Review your employee handbook, personnel policies or information from the pension plan to find your retirement formula. The formula will contain a pension multiplier and retirement age: 2 percent at 60, for example. Some retirement associations provide a calculator on the association website for employees to calculate their future benefits, whereas others provide the formula and leave employees to perform the calculations themselves.
Calculate the salary upon which the pension will be based. Some retirement plans provide that pension is determined on the "final highest year" salary -- for example, the highest-paying consecutive 52-week period in a person's employment history under the plan. Other plans state that the salary will be based on an average of the three highest years, or some similar variant. Study the plan documents to determine if there were any payments or premiums that count toward the final salary, such as temporary assignment pay. Overtime typically does not count.
Calculate how many years of creditable service you will have at the time of retirement. Some types of service, most unpaid leaves and certain job classifications do not count toward years of service. However, many retirement associations allow certain types of service, leave and time in other classes to be purchased as service credit. Some employers also allow employees to convert leave to service time at the end of employment.

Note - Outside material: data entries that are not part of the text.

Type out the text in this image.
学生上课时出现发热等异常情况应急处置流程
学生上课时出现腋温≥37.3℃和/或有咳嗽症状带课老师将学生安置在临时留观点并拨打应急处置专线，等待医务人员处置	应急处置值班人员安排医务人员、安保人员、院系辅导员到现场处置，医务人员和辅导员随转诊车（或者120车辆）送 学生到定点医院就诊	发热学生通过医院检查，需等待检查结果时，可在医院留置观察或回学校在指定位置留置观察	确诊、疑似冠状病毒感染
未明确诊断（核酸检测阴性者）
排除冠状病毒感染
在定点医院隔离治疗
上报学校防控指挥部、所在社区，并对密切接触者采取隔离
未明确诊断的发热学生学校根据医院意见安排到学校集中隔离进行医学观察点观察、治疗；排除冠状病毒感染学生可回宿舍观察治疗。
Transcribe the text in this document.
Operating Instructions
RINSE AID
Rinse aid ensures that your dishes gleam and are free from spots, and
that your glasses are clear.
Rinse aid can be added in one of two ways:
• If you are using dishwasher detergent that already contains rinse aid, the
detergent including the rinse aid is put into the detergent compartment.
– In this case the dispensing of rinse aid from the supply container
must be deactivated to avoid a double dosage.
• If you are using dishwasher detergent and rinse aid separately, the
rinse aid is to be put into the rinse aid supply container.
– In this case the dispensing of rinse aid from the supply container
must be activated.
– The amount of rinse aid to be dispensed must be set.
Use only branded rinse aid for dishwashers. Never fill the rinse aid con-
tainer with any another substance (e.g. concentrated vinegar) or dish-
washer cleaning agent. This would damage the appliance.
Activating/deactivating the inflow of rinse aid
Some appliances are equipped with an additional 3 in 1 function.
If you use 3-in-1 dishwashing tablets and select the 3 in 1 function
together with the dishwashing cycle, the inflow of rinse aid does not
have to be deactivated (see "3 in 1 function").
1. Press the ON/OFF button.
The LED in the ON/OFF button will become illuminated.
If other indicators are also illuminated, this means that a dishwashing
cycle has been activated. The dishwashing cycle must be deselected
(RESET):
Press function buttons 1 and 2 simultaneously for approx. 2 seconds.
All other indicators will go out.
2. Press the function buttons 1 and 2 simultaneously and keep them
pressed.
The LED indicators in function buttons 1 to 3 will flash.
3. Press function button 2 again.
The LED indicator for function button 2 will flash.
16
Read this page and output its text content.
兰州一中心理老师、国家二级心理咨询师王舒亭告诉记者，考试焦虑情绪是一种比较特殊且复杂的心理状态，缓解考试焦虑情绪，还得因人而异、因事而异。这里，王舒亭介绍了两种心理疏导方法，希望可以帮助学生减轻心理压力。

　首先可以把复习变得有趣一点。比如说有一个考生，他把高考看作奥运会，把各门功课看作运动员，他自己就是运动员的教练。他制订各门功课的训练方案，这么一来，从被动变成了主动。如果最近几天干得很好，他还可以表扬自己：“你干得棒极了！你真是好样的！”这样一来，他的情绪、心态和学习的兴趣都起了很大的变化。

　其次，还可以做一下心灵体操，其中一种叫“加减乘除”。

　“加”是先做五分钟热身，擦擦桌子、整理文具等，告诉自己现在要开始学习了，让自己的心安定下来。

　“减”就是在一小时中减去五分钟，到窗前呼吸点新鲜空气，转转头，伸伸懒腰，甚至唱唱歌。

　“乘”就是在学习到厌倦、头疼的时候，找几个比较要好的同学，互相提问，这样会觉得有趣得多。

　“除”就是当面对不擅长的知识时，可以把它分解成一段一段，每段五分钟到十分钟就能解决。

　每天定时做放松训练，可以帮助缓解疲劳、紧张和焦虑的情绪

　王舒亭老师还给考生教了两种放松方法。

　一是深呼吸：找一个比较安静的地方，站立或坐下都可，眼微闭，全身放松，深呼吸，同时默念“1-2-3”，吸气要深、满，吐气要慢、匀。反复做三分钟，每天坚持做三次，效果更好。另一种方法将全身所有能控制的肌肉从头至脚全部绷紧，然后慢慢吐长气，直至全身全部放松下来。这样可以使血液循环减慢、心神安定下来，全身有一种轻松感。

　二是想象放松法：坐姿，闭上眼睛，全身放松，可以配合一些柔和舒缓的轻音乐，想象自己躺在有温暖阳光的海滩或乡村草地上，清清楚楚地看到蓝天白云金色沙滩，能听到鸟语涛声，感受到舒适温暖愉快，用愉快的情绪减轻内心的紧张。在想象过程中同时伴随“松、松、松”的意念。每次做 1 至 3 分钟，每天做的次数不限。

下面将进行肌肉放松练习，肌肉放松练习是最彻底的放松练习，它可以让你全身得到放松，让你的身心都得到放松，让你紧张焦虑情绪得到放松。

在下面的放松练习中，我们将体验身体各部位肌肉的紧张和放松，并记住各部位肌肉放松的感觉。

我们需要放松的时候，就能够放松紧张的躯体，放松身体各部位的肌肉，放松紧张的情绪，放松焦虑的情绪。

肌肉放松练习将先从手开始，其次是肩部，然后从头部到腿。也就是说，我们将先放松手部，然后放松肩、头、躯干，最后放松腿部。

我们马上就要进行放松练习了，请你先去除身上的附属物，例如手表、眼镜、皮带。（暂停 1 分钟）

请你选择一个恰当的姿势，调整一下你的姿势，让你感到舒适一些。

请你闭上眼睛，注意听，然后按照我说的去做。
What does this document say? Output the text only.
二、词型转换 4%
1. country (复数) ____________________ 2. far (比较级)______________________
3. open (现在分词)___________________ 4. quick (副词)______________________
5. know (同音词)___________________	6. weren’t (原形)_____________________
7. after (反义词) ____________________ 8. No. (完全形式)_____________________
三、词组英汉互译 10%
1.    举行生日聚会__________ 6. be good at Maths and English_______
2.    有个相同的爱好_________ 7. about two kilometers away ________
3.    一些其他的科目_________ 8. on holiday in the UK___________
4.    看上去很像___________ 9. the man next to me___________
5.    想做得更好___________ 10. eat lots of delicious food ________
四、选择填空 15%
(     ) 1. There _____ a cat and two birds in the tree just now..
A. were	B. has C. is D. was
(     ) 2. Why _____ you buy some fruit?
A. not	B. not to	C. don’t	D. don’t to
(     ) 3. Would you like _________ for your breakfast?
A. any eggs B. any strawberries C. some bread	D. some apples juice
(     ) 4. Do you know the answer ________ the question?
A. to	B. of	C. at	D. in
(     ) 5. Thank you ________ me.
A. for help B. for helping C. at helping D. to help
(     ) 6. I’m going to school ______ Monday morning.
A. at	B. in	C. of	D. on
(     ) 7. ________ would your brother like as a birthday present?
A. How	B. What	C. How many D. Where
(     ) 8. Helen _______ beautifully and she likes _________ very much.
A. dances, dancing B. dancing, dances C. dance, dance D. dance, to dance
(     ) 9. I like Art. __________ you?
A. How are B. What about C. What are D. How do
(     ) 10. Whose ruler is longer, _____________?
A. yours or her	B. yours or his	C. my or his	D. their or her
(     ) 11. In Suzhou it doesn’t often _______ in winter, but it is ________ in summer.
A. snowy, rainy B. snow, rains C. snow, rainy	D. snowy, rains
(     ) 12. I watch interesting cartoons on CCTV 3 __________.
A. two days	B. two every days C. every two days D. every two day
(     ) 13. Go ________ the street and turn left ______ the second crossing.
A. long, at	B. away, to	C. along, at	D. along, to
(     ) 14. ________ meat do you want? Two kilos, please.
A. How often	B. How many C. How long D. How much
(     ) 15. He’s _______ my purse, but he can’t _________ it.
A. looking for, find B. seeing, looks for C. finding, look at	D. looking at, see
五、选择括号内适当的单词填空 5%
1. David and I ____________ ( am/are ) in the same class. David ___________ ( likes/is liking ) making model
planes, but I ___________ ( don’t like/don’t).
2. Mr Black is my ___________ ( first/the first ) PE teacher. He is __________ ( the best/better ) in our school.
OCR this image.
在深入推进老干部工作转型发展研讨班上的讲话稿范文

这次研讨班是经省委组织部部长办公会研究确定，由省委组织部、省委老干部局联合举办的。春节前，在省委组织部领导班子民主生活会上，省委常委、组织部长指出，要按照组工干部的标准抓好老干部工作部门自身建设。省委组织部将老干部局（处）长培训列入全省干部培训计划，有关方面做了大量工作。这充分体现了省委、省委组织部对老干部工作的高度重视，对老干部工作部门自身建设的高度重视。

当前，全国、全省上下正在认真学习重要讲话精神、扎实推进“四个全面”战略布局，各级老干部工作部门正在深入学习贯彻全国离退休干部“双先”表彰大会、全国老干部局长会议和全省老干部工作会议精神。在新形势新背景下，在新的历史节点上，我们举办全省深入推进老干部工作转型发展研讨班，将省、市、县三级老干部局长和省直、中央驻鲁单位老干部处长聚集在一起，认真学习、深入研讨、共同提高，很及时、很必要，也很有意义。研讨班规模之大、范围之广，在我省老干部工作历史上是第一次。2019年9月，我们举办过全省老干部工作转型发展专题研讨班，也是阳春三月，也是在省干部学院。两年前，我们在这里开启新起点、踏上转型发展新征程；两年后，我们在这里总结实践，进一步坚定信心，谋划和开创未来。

Multiply the final salary by the number of years of service and the percentage multiplier specified in the retirement formula. For example, if your final salary is $45,000, you have 25 years service and a multiplier of 2 percent, the calculation would look like this: 45,000 x 25 x 0.02 = 22,500. Your final annual pension would, therefore, be $22,500.
If you had a break in service, check the retirement plan is the same for both service periods. If not, you will need to calculate each time period separately according to the controlling formula. The pension amount is reduced for employees who retire earlier than the age specified in your retirement plan.
If you will receive a pension from a government job that did not deduct contributions to Social Security, you will need to account for the post-retirement "government pension offset" deduction. Refer to the IRS maximum limitations if you are a high earner. As of 2011, the pension maximum amount set by the IRS is $195,000.